Immelt has been on quite a ride since 2001.

By no means do I think the man should be fired, but when you consider that General Electric stock has achieved a total return of under 30% since his first day on the job through Dec. 12, you have to question why anyone would remain a shareholder.

Clearly, Immelt has been unable to deliver for investors.

According to a 2014 study by Equilar, the average CEO of an S&P 500 company was on the job for 7.4 years, up from 6.6 years a decade earlier; Immelt has been on the job 15 years, or double the average. You’d think GE stock would also have doubled, but no such luck.

Yes, there have been flashes of brilliance from General Electric stock over the past decade, including four years (2010, 2012, 2013, and 2015) with annual total returns in excess of 20%, a big reason why its five-year annualized total return is 17%, 176 basis points higher than the S&P 500.

Although returns have been better in recent times, GE stock hit a 10-year high of $42.09 on Oct. 1, 2007. It’s still working on eclipsing that almost a decade later.

Earnings drive stock prices.

In 2007, General Electric had operating profits of $51.3 billion on $172.5 billion in revenue, a 29.7% operating margin. The closest it’s come to matching this margin was in 2011 when it made 24 cents operating profit out of every dollar of revenue. Today, it’s almost less than half that amount.

According to, there are 452 companies in the S&P 500 with positive operating margins, 244 of which are greater than 15%. Further, there are 42 companies operating in GE’s sector, with 14 greater than 15%.

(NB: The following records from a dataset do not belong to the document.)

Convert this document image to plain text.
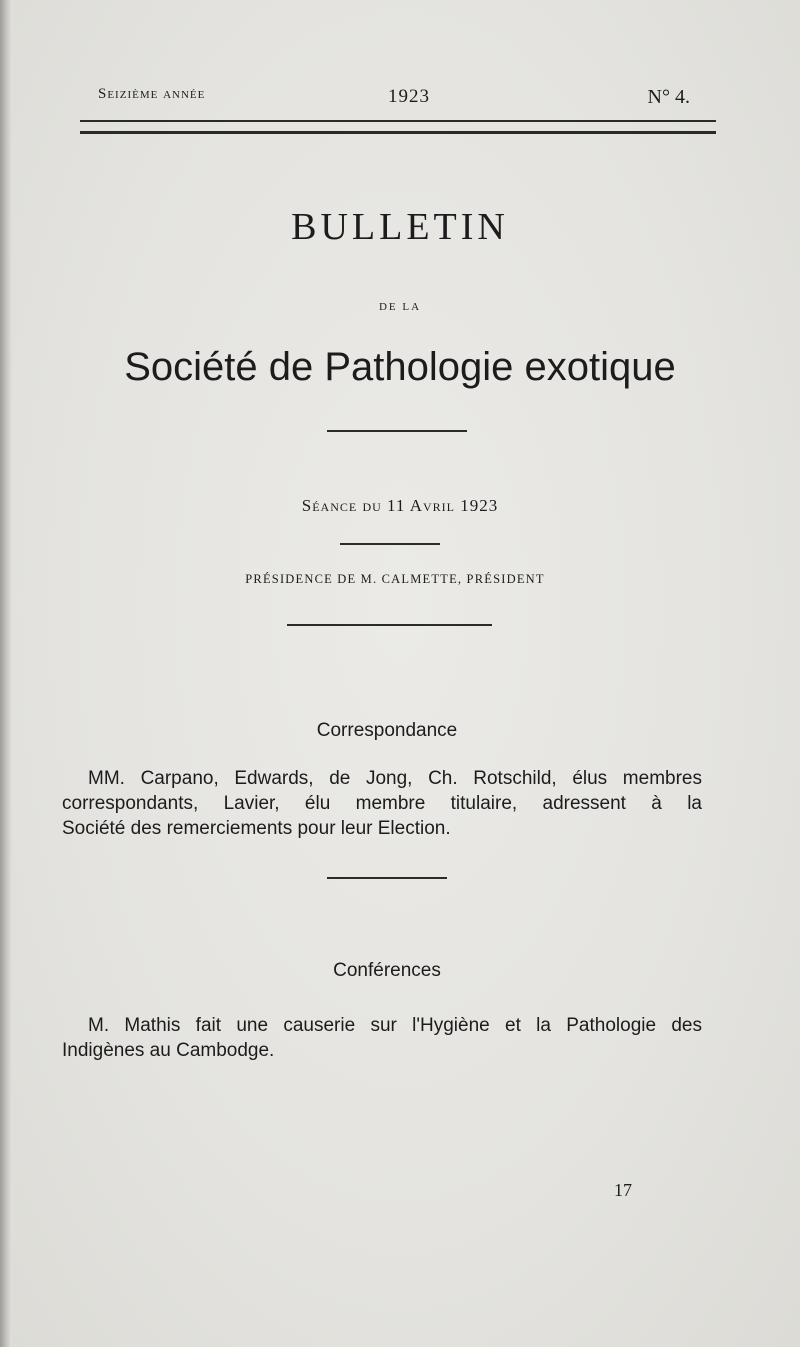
Seizième année	1923	N° 4.
BULLETIN
DE LA
Société de Pathologie exotique
Séance du 11 Avril 1923
PRÉSIDENCE DE M. CALMETTE, PRÉSIDENT
Correspondance
MM. Carpano, Edwards, de Jong, Ch. Rotschild, élus membres
correspondants, Lavier, élu membre titulaire, adressent à la
Société des remerciements pour leur Election.
Conférences
M. Mathis fait une causerie sur l'Hygiène et la Pathologie des
Indigènes au Cambodge.
17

Care to guess which of the 14 companies most resembles GE’s business? That would probably be either 3M Co (NYSE:MMM) or Danaher Corporation (NYSE:DHR). However, because Danaher spun-off its industrial businesses in July, comparing 3M’s stock to GE’s makes the most sense.

Over the past five years, some of the best performance in Immelt’s 15-year tenure, GE stock has underperformed 3M by 255 basis points. Since September 6, 2001, the day before Immelt took the top job, 3M’s stock’s appreciated by 400% or 17 times more than GE stock.

If you take a look at 3M’s operating margins you’ll see that they’ve been rangebound over the last decade between 20%-25%. Sometimes higher, sometimes lower, but generally consistent and always in the 20’s. You can’t ask for more than that from a company.

GE might be a good company but it’s a terrible stock.

If it goes up 15% a year for the next five years, you can be sure MMM will go up 25% over the same period. 3M is a good stock; GE, not so much.

As of this writing, Will Ashworth did not hold a position in any of the aforementioned securities.